Doctor: Do you think you'd like to die, Ralphie?
Ralph: No.
Doctor: Then why do you want to go home?
Ralph: 'Cause I want to.
Doctor: Are you going to shoot more heroin?
Ralph: I dunno.
An ex-addict, 16: You gonna shoot dope, Ralphie. You gonna be in jail or you gonna be dead. The pushers ain't gonna disappear just 'cause you comin' home, Ralphie.
RALPH DE JESUS is twelve years old, a 60-lb. wisp of a boy barely four feet tall, with gentle eyes and pale arms so thin that it is almost impossible to believe that they could take a needle. But Ralphie is a junkie. He has not only used heroin, but he has also taken part in muggings and sold drugs to his friends in order to support his habit. Last week Ralphie was in Manhattan's Odyssey House, in a group therapy session with a psychiatrist and a dozen ex-addicts aged 14 to 18. Ralphie wanted to go back home to The Bronx. The doctor, Judianne Densen-Gerber, founder of Odyssey House, and Ralphie's young friends there were trying to make him recognize that if he left them, he would have no chance to break out of the vicious circle of heroin addiction. Ralphie stayed for two more days. Then he went home.
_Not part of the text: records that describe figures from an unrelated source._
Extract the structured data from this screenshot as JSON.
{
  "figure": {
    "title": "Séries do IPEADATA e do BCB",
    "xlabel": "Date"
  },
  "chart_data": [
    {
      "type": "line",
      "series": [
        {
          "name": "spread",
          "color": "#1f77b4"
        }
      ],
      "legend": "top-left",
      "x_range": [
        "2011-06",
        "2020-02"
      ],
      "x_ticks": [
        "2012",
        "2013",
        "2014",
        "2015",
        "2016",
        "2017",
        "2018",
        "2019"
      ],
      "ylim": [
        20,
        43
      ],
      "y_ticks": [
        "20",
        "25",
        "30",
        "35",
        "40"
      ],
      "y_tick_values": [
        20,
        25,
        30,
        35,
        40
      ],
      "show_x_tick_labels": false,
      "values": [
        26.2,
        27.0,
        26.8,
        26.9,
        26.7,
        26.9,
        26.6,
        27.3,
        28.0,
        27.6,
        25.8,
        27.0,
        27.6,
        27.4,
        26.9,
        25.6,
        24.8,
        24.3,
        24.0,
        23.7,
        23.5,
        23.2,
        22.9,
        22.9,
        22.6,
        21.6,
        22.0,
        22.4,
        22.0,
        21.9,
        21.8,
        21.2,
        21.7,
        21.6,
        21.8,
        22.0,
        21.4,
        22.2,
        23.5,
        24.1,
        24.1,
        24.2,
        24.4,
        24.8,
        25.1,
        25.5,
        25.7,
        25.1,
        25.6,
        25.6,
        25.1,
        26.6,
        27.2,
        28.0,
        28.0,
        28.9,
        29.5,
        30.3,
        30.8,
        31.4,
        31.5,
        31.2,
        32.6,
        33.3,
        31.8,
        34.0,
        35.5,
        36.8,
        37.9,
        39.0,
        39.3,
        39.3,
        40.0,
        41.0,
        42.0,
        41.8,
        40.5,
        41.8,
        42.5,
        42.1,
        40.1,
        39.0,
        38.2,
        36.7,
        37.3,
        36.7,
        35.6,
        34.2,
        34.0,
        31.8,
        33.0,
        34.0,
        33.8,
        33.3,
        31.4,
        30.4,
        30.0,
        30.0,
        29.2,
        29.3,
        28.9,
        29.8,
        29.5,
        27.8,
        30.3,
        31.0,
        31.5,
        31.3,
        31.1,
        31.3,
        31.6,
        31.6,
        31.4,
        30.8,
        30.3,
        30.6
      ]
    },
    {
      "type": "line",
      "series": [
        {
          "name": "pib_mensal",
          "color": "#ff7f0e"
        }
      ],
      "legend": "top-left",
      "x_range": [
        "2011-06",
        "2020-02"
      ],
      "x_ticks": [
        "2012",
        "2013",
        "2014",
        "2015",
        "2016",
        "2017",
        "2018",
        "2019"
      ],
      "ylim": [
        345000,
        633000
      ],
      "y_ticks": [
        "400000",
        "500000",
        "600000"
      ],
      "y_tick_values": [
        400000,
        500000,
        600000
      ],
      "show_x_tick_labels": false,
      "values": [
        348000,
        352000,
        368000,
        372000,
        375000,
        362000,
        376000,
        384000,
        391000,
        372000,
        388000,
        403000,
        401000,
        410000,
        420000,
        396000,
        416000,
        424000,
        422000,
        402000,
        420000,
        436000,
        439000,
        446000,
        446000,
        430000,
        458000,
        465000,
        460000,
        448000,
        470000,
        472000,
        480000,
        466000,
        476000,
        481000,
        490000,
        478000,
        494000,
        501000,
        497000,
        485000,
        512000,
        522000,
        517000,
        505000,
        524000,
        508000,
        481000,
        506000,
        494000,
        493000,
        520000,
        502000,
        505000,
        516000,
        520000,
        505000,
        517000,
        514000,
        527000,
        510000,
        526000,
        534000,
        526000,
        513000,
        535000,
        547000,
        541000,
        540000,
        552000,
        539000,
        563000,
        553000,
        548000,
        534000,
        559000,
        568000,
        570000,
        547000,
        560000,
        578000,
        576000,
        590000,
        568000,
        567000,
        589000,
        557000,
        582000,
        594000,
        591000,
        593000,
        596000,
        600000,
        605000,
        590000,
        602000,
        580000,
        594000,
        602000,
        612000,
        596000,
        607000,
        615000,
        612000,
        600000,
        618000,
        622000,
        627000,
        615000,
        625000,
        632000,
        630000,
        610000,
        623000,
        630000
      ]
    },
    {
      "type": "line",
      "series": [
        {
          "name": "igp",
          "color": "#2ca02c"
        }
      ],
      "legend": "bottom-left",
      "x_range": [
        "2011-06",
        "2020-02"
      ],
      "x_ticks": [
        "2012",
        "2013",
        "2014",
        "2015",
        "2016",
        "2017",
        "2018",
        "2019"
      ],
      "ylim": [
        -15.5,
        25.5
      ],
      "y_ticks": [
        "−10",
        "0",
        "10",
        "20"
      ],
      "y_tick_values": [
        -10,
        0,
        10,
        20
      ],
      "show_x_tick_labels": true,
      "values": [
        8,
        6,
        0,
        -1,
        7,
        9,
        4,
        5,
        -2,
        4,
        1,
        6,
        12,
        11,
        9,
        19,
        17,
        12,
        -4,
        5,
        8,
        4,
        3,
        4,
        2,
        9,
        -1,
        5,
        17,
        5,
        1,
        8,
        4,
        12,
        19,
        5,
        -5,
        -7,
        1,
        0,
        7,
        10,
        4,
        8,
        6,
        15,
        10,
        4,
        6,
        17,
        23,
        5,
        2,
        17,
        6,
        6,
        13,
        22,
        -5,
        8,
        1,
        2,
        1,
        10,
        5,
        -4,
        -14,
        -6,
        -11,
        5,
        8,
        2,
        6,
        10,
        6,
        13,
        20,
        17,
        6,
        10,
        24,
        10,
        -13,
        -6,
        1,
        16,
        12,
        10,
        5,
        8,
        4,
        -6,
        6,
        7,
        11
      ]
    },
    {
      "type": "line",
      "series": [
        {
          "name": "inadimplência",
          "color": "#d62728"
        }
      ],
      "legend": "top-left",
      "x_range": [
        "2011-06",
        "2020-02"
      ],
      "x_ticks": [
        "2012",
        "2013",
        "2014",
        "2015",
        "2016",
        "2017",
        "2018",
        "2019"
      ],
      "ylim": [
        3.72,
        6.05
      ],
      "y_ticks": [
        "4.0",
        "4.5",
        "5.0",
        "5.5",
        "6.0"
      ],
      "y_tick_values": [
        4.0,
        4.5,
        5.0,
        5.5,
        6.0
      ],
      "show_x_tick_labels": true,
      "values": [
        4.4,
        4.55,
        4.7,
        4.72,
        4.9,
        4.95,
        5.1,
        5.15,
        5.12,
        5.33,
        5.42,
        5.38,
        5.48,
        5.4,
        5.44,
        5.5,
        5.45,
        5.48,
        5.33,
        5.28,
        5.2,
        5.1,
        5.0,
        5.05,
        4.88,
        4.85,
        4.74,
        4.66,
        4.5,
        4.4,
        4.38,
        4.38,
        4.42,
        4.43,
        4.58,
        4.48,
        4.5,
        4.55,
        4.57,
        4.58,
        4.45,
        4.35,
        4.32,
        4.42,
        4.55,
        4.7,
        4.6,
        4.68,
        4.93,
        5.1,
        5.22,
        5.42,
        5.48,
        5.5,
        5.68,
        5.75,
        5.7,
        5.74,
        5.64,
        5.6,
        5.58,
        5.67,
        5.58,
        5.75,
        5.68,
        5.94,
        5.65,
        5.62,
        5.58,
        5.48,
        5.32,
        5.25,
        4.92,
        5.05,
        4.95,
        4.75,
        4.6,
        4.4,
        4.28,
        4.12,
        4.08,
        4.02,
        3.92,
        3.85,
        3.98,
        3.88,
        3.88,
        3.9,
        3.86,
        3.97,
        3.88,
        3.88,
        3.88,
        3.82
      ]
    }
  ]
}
The Odyssey House branch on Manhattan's East 87th Street, one of the few public or private facilities for treating young addicts, is a grubby tenement from the outside. Inside, it is crowded but neatly kept; the kids have replastered falling ceilings, and they do all the work of cleaning, cooking and asking for food from neighborhood merchants. Though discipline is strict, they are cheerful and friendly. The members huddle in frequent bull sessions and gather regularly for group therapy with a trained psychologist. In those agonizing meetings—the one with Ralphie is typical—the kids are by turns affectionate and caustic with one another. Whatever the mood at any one moment, they show a passionate seriousness and a deep mutual concern that is overwhelming to an outsider.
From Ghetto to Suburb
Ralphie got to Odyssey House from a hospital, where he had been seriously ill with hepatitis, contracted from a dirty needle he used to mainline heroin by injecting it into a vein in his arm. He is probably the youngest addict to surface for treatment in a terrifying wave of heroin use among youth, which has caught up teen-agers and even preadolescent children from city ghettos to fashionable suburbs, from New York —where the problem is still most severe —to the West Coast. One 17-year-old at Odyssey House knew Walter Vandermeer, 12, who died in Harlem of a heroin overdose last December (TIME, Dec. 26). He asks Ralphie what he thinks of Walter's death. "That's his business," Ralphie mutters, staring grimly at the floor. It is plain that the ideas of death or imprisonment are beyond the twelve-year-old's grasp.